Liseden sonra elektronik okuyacağım dedim, oldu. Çünkü ticaret lisesi mezunuyum; yüksek tahsilde normalde ekonomi veya işletme gibi bir bölüm okumam lazımdı. Ancak lise son sınıfta elektroniğe merak sardım. Dolayısıyla üniversitede elektronik okudum. Sonra da havaalanında çalışırken de tarihe merak sardım. Allah’tan babamın maddi durumu yerindeydi. Kendisinden ikinci üniversite için izin istedim: “Baba bir üniversite daha okusam ne dersiniz?” O da: “Oku evladım, okuyabildiğin kadar. Maddi durumum var, desteklerim. Biz göçte doğduk, göçte yaşadık. Hayatımız sıkıntılarla geçti, okuyamadık. Benim seni okutmaya yetecek malım mülküm var. İstediğin kadar oku”, - dedi. Böylece tarih okuduk. Orda da şansım yine yaver gitti ve yetenekli gençlere özel bir önem veren değerli hocam Prof. Dr. Gülçin Çandarlıoğlu’yla tanıştım. Onun destekleriyle bugünlere geldim.

Prof. Dr. Gülçin Çandarlıoğlu hocamız da bir ekol ve efsane bir öğretmen

Birinci sınıftan hocamız beni gözüne kestirmiş. Tabii tecrübeli hoca. Hangi öğrenciden akademisyen olur, biliyor. Geçenlerde bir konferansta hocam anlatmıştı: “Ben akademisyen olacak öğrenciyi gözünden tanırım” dediğini duyan bir genç hocaya gidiyor ve soruyor: “Hocam ben de akademisyen gözü var mı?” Hoca diyor ki, “Onu anlamam için seni bir de sınıfta görmem lazım (gülüşmeler). Yani ders esnasında sınıfta nerede oturursun. Çalışkan öğrenciler en ön sırada oturur. Ayrıca ders dinlerken gözün parlıyor mu? Hocanın verdiği ödevleri tam ve zamanında yapıyor musun? Tavsiye ettiği kitapları okuyor mu? Derste ilginç ve zekice sorular soruyor musun? İşte bunlar olduğu zaman sende bir ışık var demektir.”

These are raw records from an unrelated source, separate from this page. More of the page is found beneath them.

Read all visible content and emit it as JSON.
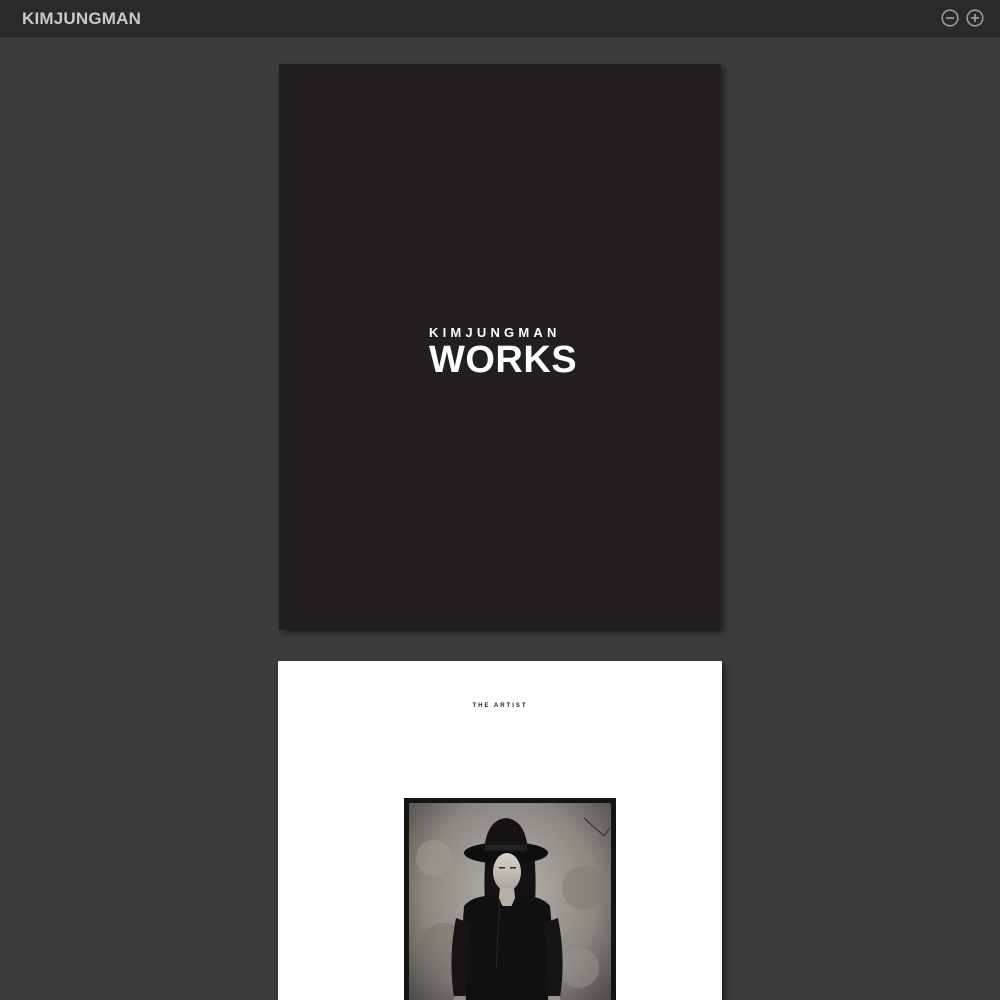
{
  "app": {
    "title": "KIMJUNGMAN"
  },
  "toolbar": {
    "zoom_out_icon": "minus-circle-icon",
    "zoom_in_icon": "plus-circle-icon"
  },
  "pages": {
    "cover": {
      "subtitle": "KIMJUNGMAN",
      "title": "WORKS",
      "background": "#231f20"
    },
    "artist": {
      "heading": "THE ARTIST",
      "photo_icon": "artist-portrait-photo"
    }
  },
  "colors": {
    "viewer_background": "#3c3c3c",
    "topbar_background": "#2a2a2a",
    "title_text": "#c9c9c9"
  }
}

Hoca bir de anket yapardı. O zamanlar öyle facebook, instagram gibi sosyal medya falan yok. Şimdi biz öğrenciyi tanımak istediğimizde için facebook sayfasına bakıyoruz. Ne paylaşıyor, neler yazıyor? Oradan bir fikir edinebiliyoruz. O dönemde bunlar yok tabi, birinci sınıfa başlayan öğrencilere özel hazırladığı soruları içeren bir anket verirdi. Tarih bölümü kaçıncı tercihiniz, kitap okumayı seviyor musun, hobilerin ne? gibi sorular. Ben tarih ilk tercihim diye cevaplayınca, beni yanına çağırdı. Sen tarihe bilinçli ve isteyerek gelmişsin, senden bir şey olur, dedi ve işte ondan sonra hocanın takibine girdik.

Daha sonra bir Avrupa serüvenimiz oldu. Tabi bu arada tarihten mezun olmuştuk. Elektronik mesleğini bırakmıştık. Çalışma alanımı bütün benliğimizle sosyal bilimlere kaydırmıştık. Çünkü sosyal bilimler üzerine araştırmaların verdiği manevi haz hiçbir şeyde yok. Ticarette, parada, pulda da bulamazsınız. Teknik bir mühendis de olabilirsin, doktor da olabilirsin, hatta çok para da kazanabilirsin ama yazdığın bir kitabın veya makalenin yayınlandığını, okurların beğenisini gördüğünde duyduğun sevinç ve mutluluğu başka hiçbir şeyde bulamazsınız.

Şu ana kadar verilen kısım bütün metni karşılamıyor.